One day John will sell – either voluntarily at a time that is right for him, or involuntarily when death, ill health, reduced profitability or other external factors drive his decision. Whether or not any money changes hands, he has to choose one or the other. John needs to be proactive in ensuring he has the choice to sell voluntarily.
He then has to decide who he will sell to. Again, he only has two choices: He can sell to someone inside the family or business (an internal sale), or to someone outside the family or business (an external sale). There are steps John should take ahead of time to give him maximum choice in selecting the right buyer.
Just like any other project John has managed during his 40-plus years as the owner/manager of his company, enabling a choice around when to sell and to who needs a concrete plan of action and regular monitoring.
The good news is that planning for an internal sale also enables the choice to sell externally. For example, preparing for an internal sale involves building a management team that can carry the torch beyond John’s tenure. While John is grooming a prospective successor for a possible internal sale, he is also enhancing one of the key drivers for a viable external sale. This gives him more control over the timing of an external sale and he can avoid selling during a buyer’s market
Preparing for a voluntary sale
When it comes to preparing for an inevitable sale, the ultimate objective is to build a system that eventually sees the day-to-day decision-making pass from the primary to one or more persons within the business. This approach creates a management group to successfully carry the business should something happen to you. Building this system takes years and is likely the most critical part of the overall process to enabling an internal sale.
Essentially begin by imagining yourself out of the picture. How would the business function? What needs to be done to ensure it can function? How long will that take? What are the priorities? This process is referred to as “professionalizing the business” and it incorporates the following steps:
- Spend time to identify what’s most important with regard to the future direction of the business.
- Share that vision with key family members and the management team to define a group focus or common interest in moving forward.
- Involve this group in developing a concrete plan to achieve your common interest.
- Look at the business from the viewpoint of a prospective buyer. Since you know all the soft points you can identify changes which should be made to increase the value of the business.
- Look closely at your own role and identify the areas that do not utilize your core strengths.
- Match these functions to people who would get more energy from working in that area. This is the beginning of the process to ensuring the business can function well without you.
- Assign the authority and accountability to go along with each of the responsibilities awarded.
- Create a mentoring plan to increase the skill sets and confidence of the management team and groom prospective successors.

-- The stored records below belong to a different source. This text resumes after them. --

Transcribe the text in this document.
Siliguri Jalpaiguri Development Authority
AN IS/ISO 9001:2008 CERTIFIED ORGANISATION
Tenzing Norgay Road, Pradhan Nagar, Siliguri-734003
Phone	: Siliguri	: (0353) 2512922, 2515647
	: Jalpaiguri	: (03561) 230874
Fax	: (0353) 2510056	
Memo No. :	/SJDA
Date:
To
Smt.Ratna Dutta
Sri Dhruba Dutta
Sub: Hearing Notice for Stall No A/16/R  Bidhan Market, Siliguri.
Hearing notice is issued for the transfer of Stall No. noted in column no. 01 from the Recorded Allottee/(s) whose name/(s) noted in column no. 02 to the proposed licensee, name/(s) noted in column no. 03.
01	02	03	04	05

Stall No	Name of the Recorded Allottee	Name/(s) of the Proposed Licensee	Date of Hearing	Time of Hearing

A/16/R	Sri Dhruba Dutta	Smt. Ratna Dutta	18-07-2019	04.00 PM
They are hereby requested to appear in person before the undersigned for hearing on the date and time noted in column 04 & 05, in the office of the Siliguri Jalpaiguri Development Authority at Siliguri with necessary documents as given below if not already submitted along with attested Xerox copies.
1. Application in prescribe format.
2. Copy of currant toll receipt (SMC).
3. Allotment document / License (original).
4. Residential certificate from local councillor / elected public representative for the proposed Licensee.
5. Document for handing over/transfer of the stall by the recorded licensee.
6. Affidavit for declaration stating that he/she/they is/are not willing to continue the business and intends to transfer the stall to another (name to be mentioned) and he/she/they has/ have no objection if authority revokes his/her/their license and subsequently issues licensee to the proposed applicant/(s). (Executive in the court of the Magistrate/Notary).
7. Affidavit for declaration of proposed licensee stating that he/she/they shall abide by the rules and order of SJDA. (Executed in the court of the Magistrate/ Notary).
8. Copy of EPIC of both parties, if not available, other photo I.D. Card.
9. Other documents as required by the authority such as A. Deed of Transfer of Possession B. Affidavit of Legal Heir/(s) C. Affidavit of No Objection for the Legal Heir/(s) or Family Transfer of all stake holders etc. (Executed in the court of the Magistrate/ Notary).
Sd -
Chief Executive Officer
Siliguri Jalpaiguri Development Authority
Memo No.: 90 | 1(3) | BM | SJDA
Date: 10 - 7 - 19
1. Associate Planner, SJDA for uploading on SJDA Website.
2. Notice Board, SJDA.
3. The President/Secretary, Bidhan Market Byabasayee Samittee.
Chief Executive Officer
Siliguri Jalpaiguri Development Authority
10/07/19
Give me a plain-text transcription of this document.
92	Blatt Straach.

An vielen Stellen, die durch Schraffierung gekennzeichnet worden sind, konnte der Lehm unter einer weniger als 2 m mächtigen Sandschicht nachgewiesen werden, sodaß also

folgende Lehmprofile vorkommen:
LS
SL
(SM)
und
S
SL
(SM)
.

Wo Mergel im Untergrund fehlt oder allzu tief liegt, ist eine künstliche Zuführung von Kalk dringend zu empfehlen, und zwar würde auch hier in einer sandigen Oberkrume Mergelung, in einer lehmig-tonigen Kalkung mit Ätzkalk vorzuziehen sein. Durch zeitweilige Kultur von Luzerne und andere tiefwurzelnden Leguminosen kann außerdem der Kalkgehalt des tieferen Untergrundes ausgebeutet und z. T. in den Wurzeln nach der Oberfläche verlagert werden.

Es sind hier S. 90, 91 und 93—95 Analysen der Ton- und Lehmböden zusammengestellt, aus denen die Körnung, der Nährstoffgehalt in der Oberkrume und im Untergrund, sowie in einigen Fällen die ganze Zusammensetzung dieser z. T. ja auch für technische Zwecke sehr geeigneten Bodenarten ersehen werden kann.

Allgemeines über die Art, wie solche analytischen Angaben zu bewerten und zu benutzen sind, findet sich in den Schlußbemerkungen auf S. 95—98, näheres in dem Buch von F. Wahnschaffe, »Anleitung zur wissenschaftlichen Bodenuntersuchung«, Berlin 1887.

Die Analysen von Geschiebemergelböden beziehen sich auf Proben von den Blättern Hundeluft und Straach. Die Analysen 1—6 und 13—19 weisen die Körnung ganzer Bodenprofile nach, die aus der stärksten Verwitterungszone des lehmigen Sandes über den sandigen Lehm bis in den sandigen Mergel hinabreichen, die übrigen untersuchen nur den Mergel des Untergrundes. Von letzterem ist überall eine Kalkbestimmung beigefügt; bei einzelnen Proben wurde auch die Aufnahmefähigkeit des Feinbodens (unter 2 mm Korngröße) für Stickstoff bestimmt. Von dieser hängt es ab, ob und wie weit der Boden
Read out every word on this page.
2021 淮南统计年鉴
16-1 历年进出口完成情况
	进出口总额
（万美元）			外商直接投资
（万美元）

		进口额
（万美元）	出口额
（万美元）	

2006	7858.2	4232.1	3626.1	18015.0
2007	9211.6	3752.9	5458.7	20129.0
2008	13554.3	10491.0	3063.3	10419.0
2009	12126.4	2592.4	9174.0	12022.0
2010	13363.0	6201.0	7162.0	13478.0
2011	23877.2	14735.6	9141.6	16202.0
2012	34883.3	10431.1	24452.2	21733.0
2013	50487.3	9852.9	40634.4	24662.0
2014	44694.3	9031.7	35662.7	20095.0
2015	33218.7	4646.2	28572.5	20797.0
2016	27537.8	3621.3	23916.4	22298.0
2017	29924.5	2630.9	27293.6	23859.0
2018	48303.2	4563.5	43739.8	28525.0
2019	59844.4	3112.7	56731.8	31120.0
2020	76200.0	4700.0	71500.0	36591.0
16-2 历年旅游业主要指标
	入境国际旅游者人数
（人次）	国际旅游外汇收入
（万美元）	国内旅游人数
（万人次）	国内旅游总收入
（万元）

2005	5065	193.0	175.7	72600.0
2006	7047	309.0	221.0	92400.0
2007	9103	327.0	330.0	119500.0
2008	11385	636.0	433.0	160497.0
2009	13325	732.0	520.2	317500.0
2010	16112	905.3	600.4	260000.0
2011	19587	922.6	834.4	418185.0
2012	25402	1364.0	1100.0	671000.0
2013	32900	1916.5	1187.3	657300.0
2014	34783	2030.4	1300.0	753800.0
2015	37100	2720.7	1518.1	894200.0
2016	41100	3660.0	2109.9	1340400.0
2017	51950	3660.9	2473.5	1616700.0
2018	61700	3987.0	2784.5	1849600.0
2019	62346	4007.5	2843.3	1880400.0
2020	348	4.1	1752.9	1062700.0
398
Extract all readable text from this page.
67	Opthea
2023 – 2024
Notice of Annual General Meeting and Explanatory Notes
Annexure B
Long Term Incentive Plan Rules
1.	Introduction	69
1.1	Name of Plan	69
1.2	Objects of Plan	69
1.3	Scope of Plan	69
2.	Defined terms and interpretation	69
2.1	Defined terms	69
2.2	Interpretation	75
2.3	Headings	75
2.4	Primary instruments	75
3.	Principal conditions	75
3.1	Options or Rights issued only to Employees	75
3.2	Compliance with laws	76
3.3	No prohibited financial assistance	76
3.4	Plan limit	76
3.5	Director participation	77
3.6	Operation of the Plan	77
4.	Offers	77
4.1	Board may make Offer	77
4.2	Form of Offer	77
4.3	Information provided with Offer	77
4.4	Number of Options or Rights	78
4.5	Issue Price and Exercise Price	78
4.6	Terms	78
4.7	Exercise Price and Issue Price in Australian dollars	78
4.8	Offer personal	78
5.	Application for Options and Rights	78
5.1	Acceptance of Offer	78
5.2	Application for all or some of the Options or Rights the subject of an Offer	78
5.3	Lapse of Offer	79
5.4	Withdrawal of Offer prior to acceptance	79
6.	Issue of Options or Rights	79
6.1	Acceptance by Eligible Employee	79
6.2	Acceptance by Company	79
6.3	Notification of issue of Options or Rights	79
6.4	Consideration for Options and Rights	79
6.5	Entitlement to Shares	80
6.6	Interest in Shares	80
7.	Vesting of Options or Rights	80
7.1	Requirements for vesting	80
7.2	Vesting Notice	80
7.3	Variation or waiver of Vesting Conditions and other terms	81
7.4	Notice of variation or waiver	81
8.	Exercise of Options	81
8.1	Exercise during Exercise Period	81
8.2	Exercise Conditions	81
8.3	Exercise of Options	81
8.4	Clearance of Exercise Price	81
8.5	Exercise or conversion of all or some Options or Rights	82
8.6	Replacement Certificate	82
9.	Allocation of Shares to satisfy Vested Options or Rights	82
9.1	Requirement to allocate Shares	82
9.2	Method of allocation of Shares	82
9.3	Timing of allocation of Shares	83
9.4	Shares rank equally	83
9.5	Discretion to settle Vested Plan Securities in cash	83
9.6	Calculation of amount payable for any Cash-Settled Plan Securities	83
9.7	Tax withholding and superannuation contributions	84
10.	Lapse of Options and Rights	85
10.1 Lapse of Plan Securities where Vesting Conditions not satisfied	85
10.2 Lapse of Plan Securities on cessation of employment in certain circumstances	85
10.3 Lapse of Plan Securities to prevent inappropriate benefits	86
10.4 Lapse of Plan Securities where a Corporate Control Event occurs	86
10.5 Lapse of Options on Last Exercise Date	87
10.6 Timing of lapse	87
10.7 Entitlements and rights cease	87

- Check how the system is running without you by taking increasingly longer vacations. If you are reluctant to take an extended vacation, chances are the business is not yet ready for sale.
- Work with your accountant and lawyer to ensure the tax structures are best for your objectives.
- Look to ensuring the stakeholders are engaged by build an advisory board.
It is important to recognize this transition is a long-term objective rather than a short-term goal. It is a future-focused process for creating an investment that is attractive to buyers from both inside and outside the business because prospective buyers can see how the business can continue to thrive without you.
To ensure a successful long-term future for their organizations in a fast growing industry, construction company owners need to be thinking about a plan now, looking to fill the skilled labour gap, investing in workforce training to identify possible successors, and promoting from within.